For the last few years one of the biggest weaknesses of the Marvel Universe is the fact that they’ve made their villains irrelevant. During this period Marvel has been completely focused on hero vs hero conflicts, as seen with Civil War II, Inhumans vs. X-Men and Secret Empire to name a few. Even crossovers like The Clone Conspiracy came down to Spider-Man fighting his former heroic clone turned bad.
If Marvel is serious about making their new ‘Legacy’ direction something that can bring fans back their creative teams need to focus on also elevating their villains. Secret Empire needs to be the last time we see heroes fighting other heroes. With ‘Legacy’ we should actually see how villains in this new Marvel Universe adapt and take advantage of everything that has happened.
And it is not like Marvel does not have villains in place that can rise up to make all their heroes look strong. Villains like Doctor Doom, Red Skull, Green Goblin, Ultron, Thanos, Loki and Kingpin have been shown to be powerful, merciless foes that Marvel’s heroes must overcome. Now is the time to return them to that position along with all the other stable of villains that are locked up in Marvel’s vault of stored characters.
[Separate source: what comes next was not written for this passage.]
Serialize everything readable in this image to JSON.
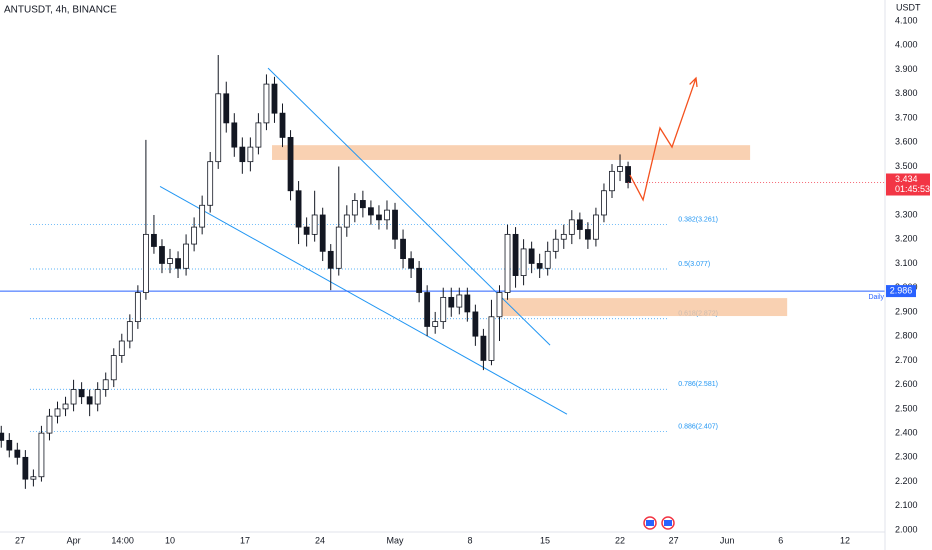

This also means that Marvel needs to stop trying to make their villains live in a shade of grey. While it is fine to try to give villains like Magneto and Kingpin add depth by exploring it shouldn’t be seen as an excuse for the horrible things they do. Instead, Marvel’s creative teams need to use the backstories to elevate why these villains, while having a reason for acting the way they do, are still bad people. In doing so we can see how Marvel’s iconic and new class of heroes can step up to be the inspiration the regular people living throughout the Marvel Universe need.
At the end of the day a protagonist is only as strong as their antagonist. Marvel must build up their villains to make fans want to see the likes of Captain America, Iron Man and Spider-Man step up to the heroes they are supposed to be. If not Marvel will just end up repeating the same cycle of hero vs. hero conflicts for major stories that has turned so many fans off.